今後の成長経路には、国内外の通貨緊縮基調長期化の波及影響、地政学的リスクの面などに関する不確実性が高い状況だ。

□消費者物価上昇率は農産物およびエネルギー価格上昇で10月中に3.8%に高まったが、コア物価上昇率は3.2%に下がった。

短期期待インフレ率は3.4%と小幅上昇した。

今後、国内物価は需要圧力の弱化、国際原油価格と農産物価格の下落の影響などで基調的な鈍化の流れを続けるだろうが、予想より高まったコスト圧力の影響で去る08月の展望を上回ると予想される。

消費者物価上昇率は徐々に低くなり、来年上半期中3%内外となり、年間では今年3.6%、来年2.6%と見込まれる(08月見通し3.5%および2.4%)。

コア物価は緩やかな鈍化の流れを継続し、今年及び来年の上昇率はそれぞれ3.5%および2.3%と予想される(08月見通し3.4%および2.1%)。

今後の物価経路は、国際原油価格および為替レートの動き、国内外の景気の流れなどに影響を受けるとみられる。

□金融・外国為替市場では、地政学的リスクが緩和された中、合衆国の金利引き上げ終了期待が高まり、リスクオン心理が緩和された。

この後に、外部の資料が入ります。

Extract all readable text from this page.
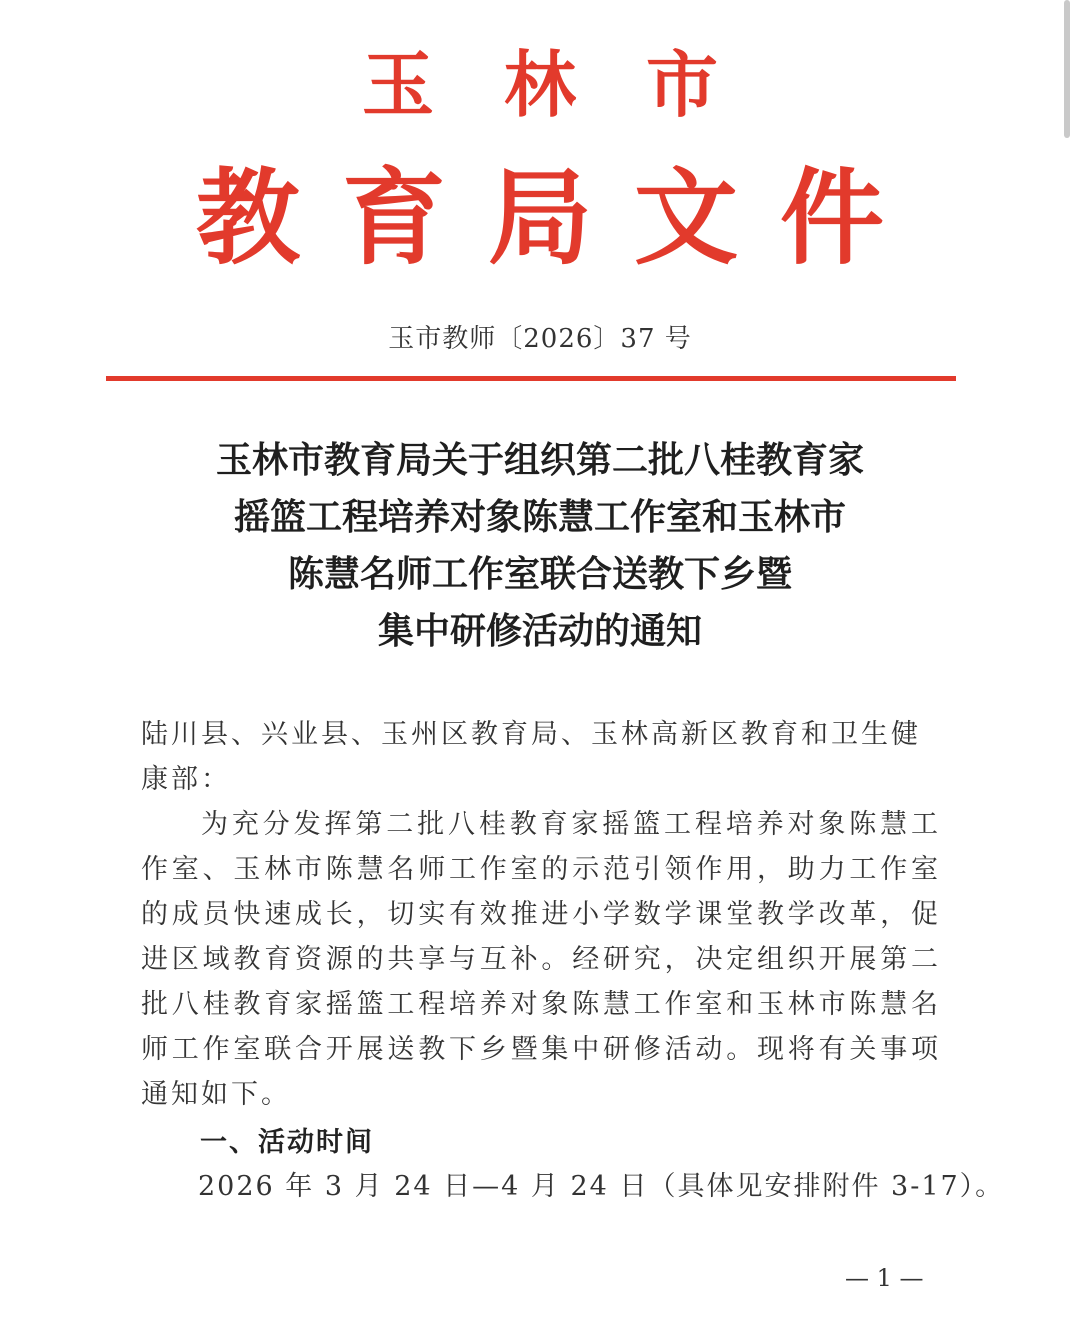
玉林市
教育局文件
玉市教师〔2026〕37 号
玉林市教育局关于组织第二批八桂教育家
摇篮工程培养对象陈慧工作室和玉林市
陈慧名师工作室联合送教下乡暨
集中研修活动的通知
陆川县、兴业县、玉州区教育局、玉林高新区教育和卫生健康部：
为充分发挥第二批八桂教育家摇篮工程培养对象陈慧工作室、玉林市陈慧名师工作室的示范引领作用，助力工作室的成员快速成长，切实有效推进小学数学课堂教学改革，促进区域教育资源的共享与互补。经研究，决定组织开展第二批八桂教育家摇篮工程培养对象陈慧工作室和玉林市陈慧名师工作室联合开展送教下乡暨集中研修活动。现将有关事项通知如下。
一、活动时间
2026 年 3 月 24 日—4 月 24 日（具体见安排附件 3-17）。
— 1 —
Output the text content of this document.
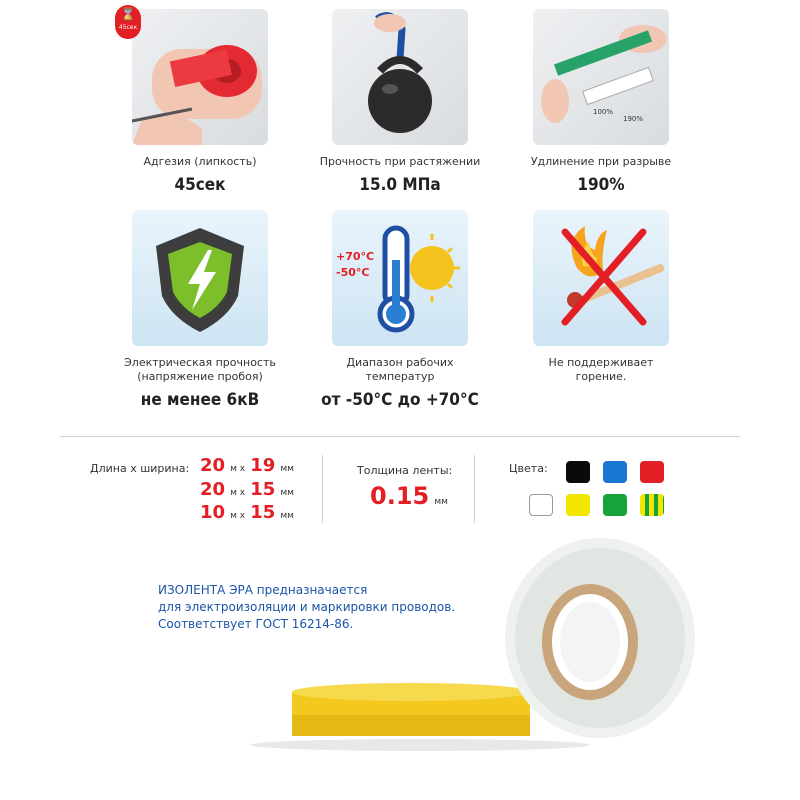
⌛
45сек
Адгезия (липкость)
45сек
Прочность при растяжении
15.0 МПа
100%
190%
Удлинение при разрыве
190%
Электрическая прочность
(напряжение пробоя)
не менее 6кВ
+70°C
-50°C
Диапазон рабочих
температур
от -50°С до +70°С
Не поддерживает
горение.
Длина х ширина: 20 м х 19 мм
20 м х 15 мм
10 м х 15 мм
Толщина ленты:
0.15 мм
Цвета:
ИЗОЛЕНТА ЭРА предназначается
для электроизоляции и маркировки проводов.
Соответствует ГОСТ 16214-86.
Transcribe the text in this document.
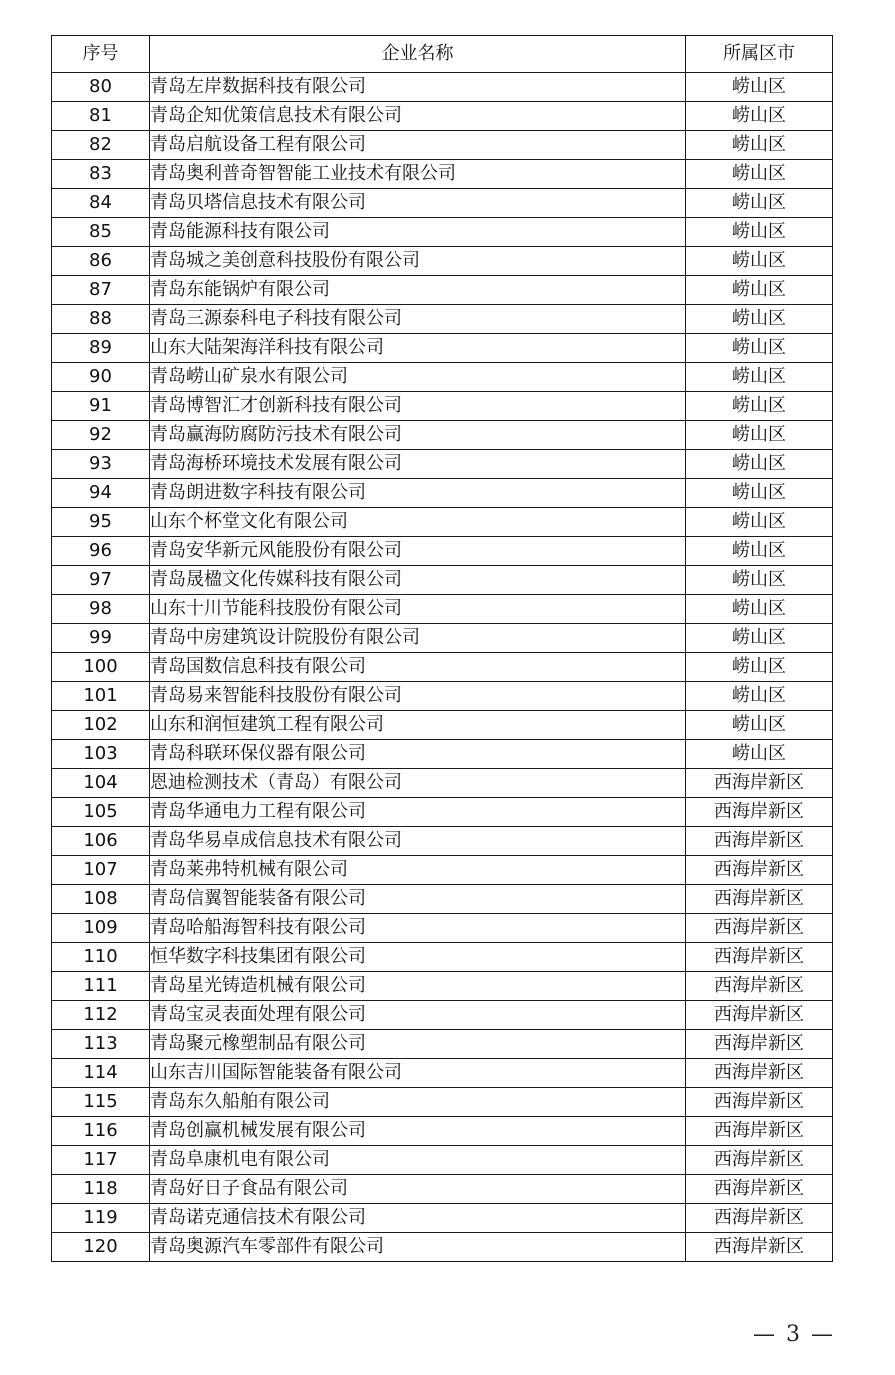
序号	企业名称	所属区市
80	青岛左岸数据科技有限公司	崂山区
81	青岛企知优策信息技术有限公司	崂山区
82	青岛启航设备工程有限公司	崂山区
83	青岛奥利普奇智智能工业技术有限公司	崂山区
84	青岛贝塔信息技术有限公司	崂山区
85	青岛能源科技有限公司	崂山区
86	青岛城之美创意科技股份有限公司	崂山区
87	青岛东能锅炉有限公司	崂山区
88	青岛三源泰科电子科技有限公司	崂山区
89	山东大陆架海洋科技有限公司	崂山区
90	青岛崂山矿泉水有限公司	崂山区
91	青岛博智汇才创新科技有限公司	崂山区
92	青岛赢海防腐防污技术有限公司	崂山区
93	青岛海桥环境技术发展有限公司	崂山区
94	青岛朗进数字科技有限公司	崂山区
95	山东个杯堂文化有限公司	崂山区
96	青岛安华新元风能股份有限公司	崂山区
97	青岛晟楹文化传媒科技有限公司	崂山区
98	山东十川节能科技股份有限公司	崂山区
99	青岛中房建筑设计院股份有限公司	崂山区
100	青岛国数信息科技有限公司	崂山区
101	青岛易来智能科技股份有限公司	崂山区
102	山东和润恒建筑工程有限公司	崂山区
103	青岛科联环保仪器有限公司	崂山区
104	恩迪检测技术（青岛）有限公司	西海岸新区
105	青岛华通电力工程有限公司	西海岸新区
106	青岛华易卓成信息技术有限公司	西海岸新区
107	青岛莱弗特机械有限公司	西海岸新区
108	青岛信翼智能装备有限公司	西海岸新区
109	青岛哈船海智科技有限公司	西海岸新区
110	恒华数字科技集团有限公司	西海岸新区
111	青岛星光铸造机械有限公司	西海岸新区
112	青岛宝灵表面处理有限公司	西海岸新区
113	青岛聚元橡塑制品有限公司	西海岸新区
114	山东吉川国际智能装备有限公司	西海岸新区
115	青岛东久船舶有限公司	西海岸新区
116	青岛创赢机械发展有限公司	西海岸新区
117	青岛阜康机电有限公司	西海岸新区
118	青岛好日子食品有限公司	西海岸新区
119	青岛诺克通信技术有限公司	西海岸新区
120	青岛奥源汽车零部件有限公司	西海岸新区
— 3 —
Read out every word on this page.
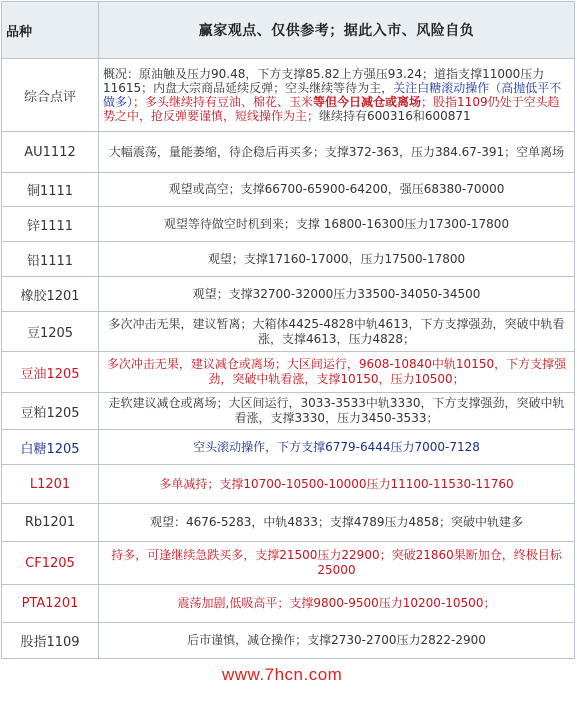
品种	赢家观点、仅供参考；据此入市、风险自负
综合点评	概况：原油触及压力90.48，下方支撑85.82上方强压93.24；道指支撑11000压力11615；内盘大宗商品延续反弹；空头继续等待为主，关注白糖滚动操作（高抛低平不做多）；多头继续持有豆油、棉花、玉米等但今日减仓或离场；股指1109仍处于空头趋势之中，抢反弹要谨慎，短线操作为主；继续持有600316和600871
AU1112	大幅震荡，量能萎缩，待企稳后再买多；支撑372-363，压力384.67-391；空单离场
铜1111	观望或高空；支撑66700-65900-64200，强压68380-70000
锌1111	观望等待做空时机到来；支撑 16800-16300压力17300-17800
铅1111	观望；支撑17160-17000，压力17500-17800
橡胶1201	观望；支撑32700-32000压力33500-34050-34500
豆1205	多次冲击无果，建议暂离；大箱体4425-4828中轨4613，下方支撑强劲，突破中轨看涨，支撑4613，压力4828；
豆油1205	多次冲击无果，建议减仓或离场；大区间运行，9608-10840中轨10150，下方支撑强劲，突破中轨看涨，支撑10150，压力10500；
豆粕1205	走软建议减仓或离场；大区间运行，3033-3533中轨3330，下方支撑强劲，突破中轨看涨，支撑3330，压力3450-3533；
白糖1205	空头滚动操作，下方支撑6779-6444压力7000-7128
L1201	多单减持；支撑10700-10500-10000压力11100-11530-11760
Rb1201	观望：4676-5283，中轨4833；支撑4789压力4858；突破中轨建多
CF1205	持多，可逢继续急跌买多，支撑21500压力22900；突破21860果断加仓，终极目标25000
PTA1201	震荡加剧,低吸高平；支撑9800-9500压力10200-10500；
股指1109	后市谨慎，减仓操作；支撑2730-2700压力2822-2900
www.7hcn.com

国庫債の金利とドル/ウォンの為替レートが大幅に下落し、株価は上昇した。家計貸付は住宅関連貸付を中心に増加傾向を持続し、住宅価格の上昇幅は縮小した。

□金融通貨委員会は今後の成長傾向を点検しながら、中期的な時計で物価上昇率が目標水準で安定できるようにする一方、金融安定に留意して通貨政策を運用していくだろう。

国内経済は、成長傾向が改善の流れを続ける中で、物価経路が当初の見通しより高くなると予想されるほど、物価上昇率が目標水準に収束すると確信するまで、通貨緊​​縮基調を十分に長期間持続するだろう。

この過程で、インフレ鈍化の流れ、金融安定側面のリスクと成長の下方リスク、家計負債増加の推移、主要国の通貨政策運用および地政学的リスクの展開様相を綿密にチェックしながら、追加の調整の必要性を判断していく。

⇒参照・引用元:『韓国銀行』公式サイト「通貨政策の方向」

ご注目いただきたいのは、インフレ率です。当初、『韓国銀行』は2023年末には2%台に落ちる、としていたのですが、そうはなっていません。現在も3%台で推移しており、予測は外れました(08月に予測を3.5%に修正)。

しかし、インフレの鈍化は継続するので基準金利を上げる必要はないだろう――という読みです。

合衆国は早く政策金利を下げてくれないか――というのが韓国の期待ですが、それはいつになるでしょうか。